Reinhold Messner is thought by many to be the greatest mountaineer ever. His list of accomplishments is long and distinguished, including such feats as the first ascent of Everest without oxygen and the first solo climb of that mountain too. He is also the first person to successfully summit all 14 of the 8000-meter peaks as well. So any time he weighs in on the state of climbing, it is always interesting.
That is exactly what he did in this interview with The Himalayan Times.

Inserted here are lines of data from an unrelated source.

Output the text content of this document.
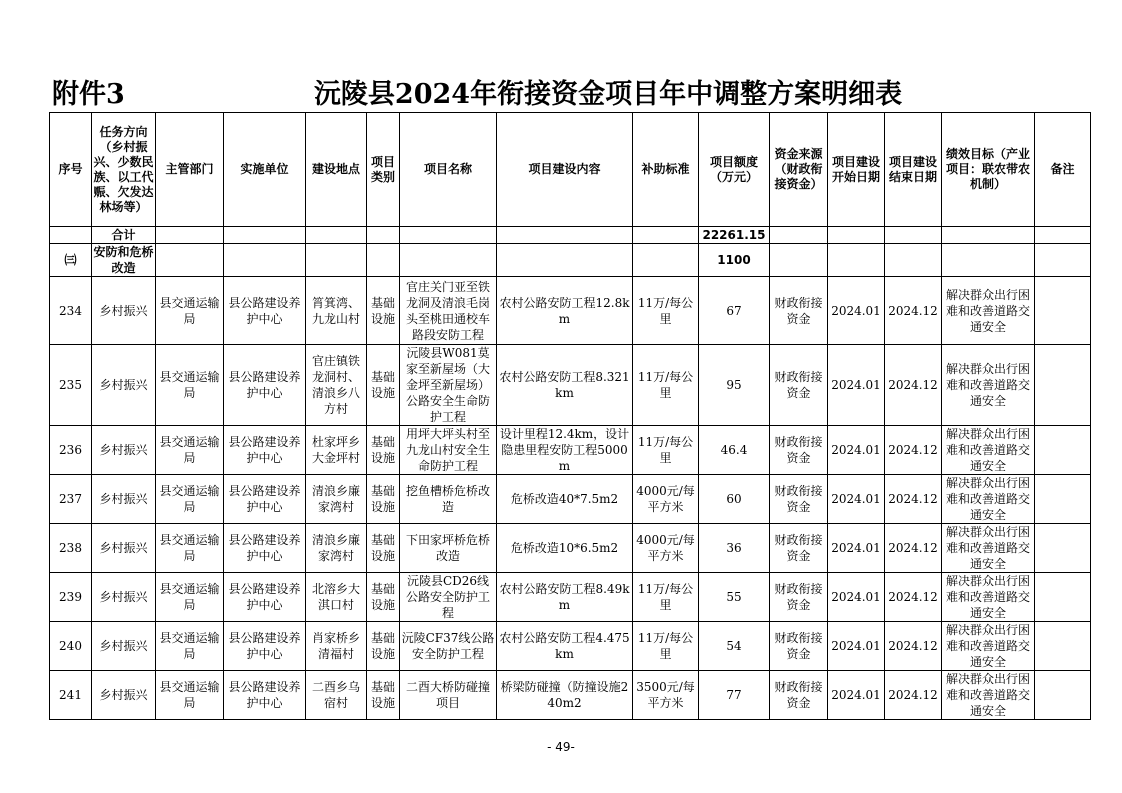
附件3	沅陵县2024年衔接资金项目年中调整方案明细表
序号	任务方向（乡村振兴、少数民族、以工代赈、欠发达林场等）	主管部门	实施单位	建设地点	项目类别	项目名称	项目建设内容	补助标准	项目额度（万元）	资金来源（财政衔接资金）	项目建设开始日期	项目建设结束日期	绩效目标（产业项目：联农带农机制）	备注
	合计								22261.15					
㈢	安防和危桥改造								1100					
234	乡村振兴	县交通运输局	县公路建设养护中心	筲箕湾、九龙山村	基础设施	官庄关门亚至铁龙洞及清浪毛岗头至桃田通校车路段安防工程	农村公路安防工程12.8km	11万/每公里	67	财政衔接资金	2024.01	2024.12	解决群众出行困难和改善道路交通安全	
235	乡村振兴	县交通运输局	县公路建设养护中心	官庄镇铁龙洞村、清浪乡八方村	基础设施	沅陵县W081莫家至新屋场（大金坪至新屋场）公路安全生命防护工程	农村公路安防工程8.321km	11万/每公里	95	财政衔接资金	2024.01	2024.12	解决群众出行困难和改善道路交通安全	
236	乡村振兴	县交通运输局	县公路建设养护中心	杜家坪乡大金坪村	基础设施	用坪大坪头村至九龙山村安全生命防护工程	设计里程12.4km，设计隐患里程安防工程5000m	11万/每公里	46.4	财政衔接资金	2024.01	2024.12	解决群众出行困难和改善道路交通安全	
237	乡村振兴	县交通运输局	县公路建设养护中心	清浪乡廉家湾村	基础设施	挖鱼槽桥危桥改造	危桥改造40*7.5m2	4000元/每平方米	60	财政衔接资金	2024.01	2024.12	解决群众出行困难和改善道路交通安全	
238	乡村振兴	县交通运输局	县公路建设养护中心	清浪乡廉家湾村	基础设施	下田家坪桥危桥改造	危桥改造10*6.5m2	4000元/每平方米	36	财政衔接资金	2024.01	2024.12	解决群众出行困难和改善道路交通安全	
239	乡村振兴	县交通运输局	县公路建设养护中心	北溶乡大淇口村	基础设施	沅陵县CD26线公路安全防护工程	农村公路安防工程8.49km	11万/每公里	55	财政衔接资金	2024.01	2024.12	解决群众出行困难和改善道路交通安全	
240	乡村振兴	县交通运输局	县公路建设养护中心	肖家桥乡清福村	基础设施	沅陵CF37线公路安全防护工程	农村公路安防工程4.475km	11万/每公里	54	财政衔接资金	2024.01	2024.12	解决群众出行困难和改善道路交通安全	
241	乡村振兴	县交通运输局	县公路建设养护中心	二酉乡乌宿村	基础设施	二酉大桥防碰撞项目	桥梁防碰撞（防撞设施240m2	3500元/每平方米	77	财政衔接资金	2024.01	2024.12	解决群众出行困难和改善道路交通安全	
- 49-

The Italian climbing legends talks about the role that Sherpas continue to play in expeditions to the big mountains, how “traditional” alpinism needs to be preserved, and his thoughts on the current mountaineering approach, which is dominated by commercial teams.
Not one to hold back on his opinions, Messner tells the Times that commercial mountaineering is basically the same as tourism, and even equated it to “climbing indoors.” He notes that when he climbed the big peaks he did it much the same way as Edmund Hillary. But now, anyone with enough money can pay a commercial guide service to take them to the top. This isn’t true alpinism in his mind.
Messner went on to say “During our time, we had guided the Sherpas to the top of the summit. Now, they lead the westerners and climbers from the other world to the summit point, keeping all the problems of expedition members away.” He stressed that the situation was very different in the past, with the Sherpas being more teammates rather than just guides.
Currently, the Italian explorer – who has skied across Antarctica, trekked the Gobi, and gone in search of the Yeti in the Himalaya, has returned to Nepal to film a movie on Ama Dablam. The film will be the true story of efforts to climb that mountain from 1959 to 1979. He also says that he’s working on a movie about Everest with Hollywood producers too.
Messner tells the Times that over the years he has fallen in love with Nepal, and has been there more than 50 times. It doesn’t sound like that love affair will end anytime soon.